Saunders climbed to No. 2 on the New York Times Fiction Best Selling List this past February, when he released his short story collection “Tenth of December: Stories.” Fresh off of its success, the author published the short story “Fox 8” in April, the tale of a fox in an up-and-coming suburban neighborhood.
“Fox 8” is told first-hand through the eyes of a fox, who has learned how to read and speak English by watching a mother read bedtime stories to her children. Fox 8 — all foxes in Fox 8’s troop go by numbers, not names — spent years staring through the children’s bedroom window, and over time gained a rudimentary understanding of our language.
“Fox 8” is a comedy at heart, although there’s a heavy dose of heartbreak mixed in. A large part of the laughs come from Fox 8’s understanding of our language, and how he uses it. When he calls his friend “dude” mid-conversation, just try and hold off a smile. It’s not possible.
When authors attempt to create the lead character of a story, they are often instructed to stay away from using animals. Authors can run the risk of their story not being taken seriously, of readers being unable to connect with the hero and of their work being labeled as strictly “for children.” Saunders navigates his work well around such pitfalls, as Fox 8 becomes one of the most endearing characters I’ve read in years.
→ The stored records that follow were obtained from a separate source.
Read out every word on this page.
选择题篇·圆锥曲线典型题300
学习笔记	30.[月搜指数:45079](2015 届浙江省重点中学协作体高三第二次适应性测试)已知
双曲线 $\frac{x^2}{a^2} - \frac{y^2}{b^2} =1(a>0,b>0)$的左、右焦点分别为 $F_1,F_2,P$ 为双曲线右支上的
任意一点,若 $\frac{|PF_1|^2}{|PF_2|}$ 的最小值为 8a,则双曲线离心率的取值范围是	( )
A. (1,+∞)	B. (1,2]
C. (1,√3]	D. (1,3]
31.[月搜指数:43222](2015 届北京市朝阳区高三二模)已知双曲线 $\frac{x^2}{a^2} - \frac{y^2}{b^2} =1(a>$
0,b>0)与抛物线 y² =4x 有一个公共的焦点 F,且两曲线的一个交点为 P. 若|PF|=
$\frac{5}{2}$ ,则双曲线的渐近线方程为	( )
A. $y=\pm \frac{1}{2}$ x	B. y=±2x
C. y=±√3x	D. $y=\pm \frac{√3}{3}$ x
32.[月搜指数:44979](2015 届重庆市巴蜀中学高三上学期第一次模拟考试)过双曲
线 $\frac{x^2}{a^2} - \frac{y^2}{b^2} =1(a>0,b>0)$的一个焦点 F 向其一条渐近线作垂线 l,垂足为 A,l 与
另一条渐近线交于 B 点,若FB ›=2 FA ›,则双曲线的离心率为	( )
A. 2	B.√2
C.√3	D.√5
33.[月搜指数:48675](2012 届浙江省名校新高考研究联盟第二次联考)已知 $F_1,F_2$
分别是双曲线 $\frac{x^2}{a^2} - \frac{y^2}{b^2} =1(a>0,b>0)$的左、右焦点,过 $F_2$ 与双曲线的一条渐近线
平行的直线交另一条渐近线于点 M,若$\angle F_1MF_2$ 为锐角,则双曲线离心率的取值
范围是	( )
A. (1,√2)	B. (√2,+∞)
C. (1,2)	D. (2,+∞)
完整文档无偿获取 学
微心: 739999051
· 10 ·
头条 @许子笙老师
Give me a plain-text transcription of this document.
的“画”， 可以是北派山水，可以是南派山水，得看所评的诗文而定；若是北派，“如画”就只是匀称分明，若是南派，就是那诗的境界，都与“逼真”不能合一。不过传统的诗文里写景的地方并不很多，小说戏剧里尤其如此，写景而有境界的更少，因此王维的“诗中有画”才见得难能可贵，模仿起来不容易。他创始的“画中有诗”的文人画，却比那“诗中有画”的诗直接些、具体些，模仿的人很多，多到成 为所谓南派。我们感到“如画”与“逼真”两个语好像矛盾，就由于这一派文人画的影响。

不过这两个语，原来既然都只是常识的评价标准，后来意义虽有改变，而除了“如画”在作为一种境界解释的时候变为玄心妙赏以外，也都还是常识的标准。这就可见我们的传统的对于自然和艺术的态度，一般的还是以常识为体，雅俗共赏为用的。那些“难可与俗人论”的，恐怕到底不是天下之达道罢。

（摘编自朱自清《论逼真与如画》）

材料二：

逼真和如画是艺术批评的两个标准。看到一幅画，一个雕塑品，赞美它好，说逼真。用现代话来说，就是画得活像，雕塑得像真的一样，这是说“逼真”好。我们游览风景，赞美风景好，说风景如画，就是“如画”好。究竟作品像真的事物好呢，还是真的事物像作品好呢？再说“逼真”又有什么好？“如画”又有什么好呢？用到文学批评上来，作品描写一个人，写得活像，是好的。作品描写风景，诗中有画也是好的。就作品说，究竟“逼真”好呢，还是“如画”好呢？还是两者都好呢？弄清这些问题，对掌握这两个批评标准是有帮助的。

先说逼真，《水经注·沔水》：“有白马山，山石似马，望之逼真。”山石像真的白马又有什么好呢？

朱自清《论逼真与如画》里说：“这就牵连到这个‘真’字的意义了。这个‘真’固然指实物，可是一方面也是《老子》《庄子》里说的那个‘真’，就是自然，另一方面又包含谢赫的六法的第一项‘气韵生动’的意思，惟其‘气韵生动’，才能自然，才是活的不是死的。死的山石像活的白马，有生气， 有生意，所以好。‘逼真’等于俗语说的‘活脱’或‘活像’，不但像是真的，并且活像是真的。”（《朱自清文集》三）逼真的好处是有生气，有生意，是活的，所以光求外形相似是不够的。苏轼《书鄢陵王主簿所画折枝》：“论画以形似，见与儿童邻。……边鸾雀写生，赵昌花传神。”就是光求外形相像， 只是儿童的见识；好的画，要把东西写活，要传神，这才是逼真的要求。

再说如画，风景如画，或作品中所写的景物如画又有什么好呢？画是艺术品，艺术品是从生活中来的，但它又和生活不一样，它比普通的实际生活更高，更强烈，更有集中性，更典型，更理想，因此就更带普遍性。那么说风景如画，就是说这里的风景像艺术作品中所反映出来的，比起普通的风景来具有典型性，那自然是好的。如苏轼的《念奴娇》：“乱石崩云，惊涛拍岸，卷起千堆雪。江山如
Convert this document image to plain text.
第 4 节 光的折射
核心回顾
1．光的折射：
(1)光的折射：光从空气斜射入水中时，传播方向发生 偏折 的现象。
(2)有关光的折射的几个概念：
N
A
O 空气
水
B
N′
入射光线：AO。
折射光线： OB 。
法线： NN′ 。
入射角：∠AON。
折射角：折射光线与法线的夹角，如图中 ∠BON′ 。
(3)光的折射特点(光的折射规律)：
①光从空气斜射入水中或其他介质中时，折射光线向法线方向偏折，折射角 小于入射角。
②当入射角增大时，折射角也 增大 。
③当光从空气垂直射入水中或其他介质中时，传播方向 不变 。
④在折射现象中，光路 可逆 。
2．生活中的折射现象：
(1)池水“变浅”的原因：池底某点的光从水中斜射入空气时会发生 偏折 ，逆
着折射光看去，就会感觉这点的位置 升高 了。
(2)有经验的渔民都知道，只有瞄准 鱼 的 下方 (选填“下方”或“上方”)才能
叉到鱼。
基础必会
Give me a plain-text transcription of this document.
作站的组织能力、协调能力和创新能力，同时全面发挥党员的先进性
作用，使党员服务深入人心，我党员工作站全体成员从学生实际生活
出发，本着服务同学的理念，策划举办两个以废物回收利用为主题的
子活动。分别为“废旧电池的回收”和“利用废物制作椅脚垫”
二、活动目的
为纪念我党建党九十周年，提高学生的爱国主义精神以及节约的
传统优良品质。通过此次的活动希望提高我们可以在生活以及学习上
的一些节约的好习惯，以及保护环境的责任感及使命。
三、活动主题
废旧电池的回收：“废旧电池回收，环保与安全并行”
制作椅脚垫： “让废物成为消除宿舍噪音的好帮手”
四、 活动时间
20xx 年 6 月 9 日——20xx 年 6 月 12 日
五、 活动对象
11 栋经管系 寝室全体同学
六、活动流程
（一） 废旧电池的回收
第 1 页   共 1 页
While character development is top-notch, the story itself suffers a bit, though hardly enough to ruin the fun. “Fox 8” starts off exciting and enjoyable. It’s a laugh a minute as Fox 8’s friends discover that he can speak English, and later, Fox 8 and his friend discover a shopping mall, where they have a heyday with all the free food they discover. Such scenes are delightful, whimsical – as if a classic Disney movie like Dumbo, or Snow White, were captured in novella form.